Paradox of schizophrenia genetics: is a paradigm shift occurring?

Abstract

Background: Genetic research of schizophrenia (SCZ) based on the nuclear genome model (NGM) has been one of the most active areas in psychiatry for the past two decades. Although this effort is ongoing, the current situation of the molecular genetics of SCZ seems disappointing or rather perplexing. Furthermore, a prominent discrepancy between persistence of the disease at a relatively high prevalence and a low reproductive fitness of patients creates a paradox. Heterozygote advantage works to sustain the frequency of a putative susceptibility gene in the mitochondrial genome model (MGM) but not in the NGM.

Methods: We deduced a criterion that every nuclear susceptibility gene for SCZ should fulfill for the persistence of the disease under general assumptions of the multifactorial threshold model. SCZ-associated variants listed in the top 45 in the SZGene Database (the version of the 23rd December, 2011) were selected, and the distribution of the genes that could meet or do not meet the criterion was surveyed.

Results: 19 SCZ-associated variants that do not meet the criterion are located outside the regions where the SCZ-associated variants that could meet the criterion are located. Since a SCZ-associated variant that does not meet the criterion cannot be a susceptibility gene, but instead must be a protective gene, it should be linked to a susceptibility gene in the NGM, which is contrary to these results. On the other hand, every protective gene on any chromosome can be associated with SCZ in the MGM. Based on the MGM we propose a new hypothesis that assumes brain-specific antioxidant defenses in which trans-synaptic activations of dopamine- and N-methyl-d-aspartate-receptors are involved. Most of the ten predictions of this hypothesis seem to accord with the major epidemiological facts and the results of association studies to date.

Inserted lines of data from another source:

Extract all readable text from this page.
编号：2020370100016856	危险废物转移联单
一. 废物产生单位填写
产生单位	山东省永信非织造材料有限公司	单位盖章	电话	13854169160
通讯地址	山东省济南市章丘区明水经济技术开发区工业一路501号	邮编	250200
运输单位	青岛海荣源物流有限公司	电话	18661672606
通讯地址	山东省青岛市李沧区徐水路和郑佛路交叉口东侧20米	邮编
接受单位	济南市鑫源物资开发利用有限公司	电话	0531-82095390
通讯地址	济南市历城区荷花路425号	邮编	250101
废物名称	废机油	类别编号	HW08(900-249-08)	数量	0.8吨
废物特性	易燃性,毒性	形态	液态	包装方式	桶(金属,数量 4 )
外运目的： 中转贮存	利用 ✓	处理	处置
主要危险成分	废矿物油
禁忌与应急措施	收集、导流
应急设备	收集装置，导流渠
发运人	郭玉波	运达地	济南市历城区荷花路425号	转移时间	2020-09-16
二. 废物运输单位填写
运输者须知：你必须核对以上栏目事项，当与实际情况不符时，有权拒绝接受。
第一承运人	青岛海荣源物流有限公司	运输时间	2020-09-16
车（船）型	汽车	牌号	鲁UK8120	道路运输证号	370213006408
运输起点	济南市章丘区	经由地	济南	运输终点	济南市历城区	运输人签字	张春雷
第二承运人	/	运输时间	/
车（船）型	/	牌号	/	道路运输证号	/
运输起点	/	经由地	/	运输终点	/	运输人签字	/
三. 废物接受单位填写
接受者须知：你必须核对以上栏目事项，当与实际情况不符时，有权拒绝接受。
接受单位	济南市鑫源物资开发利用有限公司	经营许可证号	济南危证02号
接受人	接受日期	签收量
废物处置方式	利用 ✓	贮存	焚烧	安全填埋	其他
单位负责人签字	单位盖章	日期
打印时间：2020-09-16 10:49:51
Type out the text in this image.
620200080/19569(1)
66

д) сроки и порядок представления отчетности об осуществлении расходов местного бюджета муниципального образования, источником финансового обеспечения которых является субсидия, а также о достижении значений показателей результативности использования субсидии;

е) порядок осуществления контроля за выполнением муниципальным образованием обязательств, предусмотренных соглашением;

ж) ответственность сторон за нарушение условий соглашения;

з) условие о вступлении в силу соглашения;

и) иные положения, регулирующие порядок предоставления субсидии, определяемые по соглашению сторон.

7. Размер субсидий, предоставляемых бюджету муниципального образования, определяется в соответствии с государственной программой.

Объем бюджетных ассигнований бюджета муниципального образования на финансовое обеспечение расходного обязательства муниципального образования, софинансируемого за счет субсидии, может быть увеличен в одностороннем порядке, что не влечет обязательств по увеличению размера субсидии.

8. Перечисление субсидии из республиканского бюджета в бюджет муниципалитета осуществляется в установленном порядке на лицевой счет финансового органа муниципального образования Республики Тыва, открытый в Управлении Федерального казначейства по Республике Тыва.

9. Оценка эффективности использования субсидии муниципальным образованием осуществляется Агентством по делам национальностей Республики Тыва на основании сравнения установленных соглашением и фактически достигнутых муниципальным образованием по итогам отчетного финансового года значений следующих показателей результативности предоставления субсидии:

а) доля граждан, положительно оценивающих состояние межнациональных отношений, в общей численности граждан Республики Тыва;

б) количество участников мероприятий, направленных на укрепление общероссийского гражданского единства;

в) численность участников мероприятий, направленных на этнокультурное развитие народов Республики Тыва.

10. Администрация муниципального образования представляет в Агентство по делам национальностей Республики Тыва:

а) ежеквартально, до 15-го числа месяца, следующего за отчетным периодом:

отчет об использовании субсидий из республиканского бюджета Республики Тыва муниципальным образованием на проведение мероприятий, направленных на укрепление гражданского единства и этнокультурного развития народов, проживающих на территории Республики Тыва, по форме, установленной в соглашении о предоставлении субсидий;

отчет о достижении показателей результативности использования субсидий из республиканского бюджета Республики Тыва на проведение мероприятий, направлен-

Conclusion: The central paradox of SCZ genetics and the results of association studies to date argue against the NGM, and in its place the MGM is emerging as a viable option to account for genomic and pathophysiological research findings involving SCZ.

Figure 1

Proposed pathophysiology of schizophrenia. Mitochondrial dysfunction (MD), through imbalance of ROS production and removal, raises ROS emission, causing a strong intracellular OS. Disturbed OXPHOS and enhanced OS in predisposed individuals may cause various pathogenic alterations such as genomic instability, aberrations in neuromuscular development, brain dysfunction, and apoptosis. On the other hand, enhanced OS and secondarily induced alteration of redox coenzyme homeostasis may cause enhanced CS. It is assumed that the brain has the third class of antioxidant defenses in which neurotransmissions are involved, and that trans-synaptic activation of NMDA-R as well as DA-R may occur, through unknown pre-synaptic redox regulation mechanisms, as an adaptive response to OS which could not be suppressed by the class I (non-enzymatic) and II (enzymatic) defenses. Failure to suppress OS by those three classes of antioxidant defenses may lead to persistent strong OS and, through suppressing the expression of inhibitory interneurons, may cause prolonged excessive glutamate and/or DA release, leading to excitation toxicity (ET) and additional deterioration of the brain function.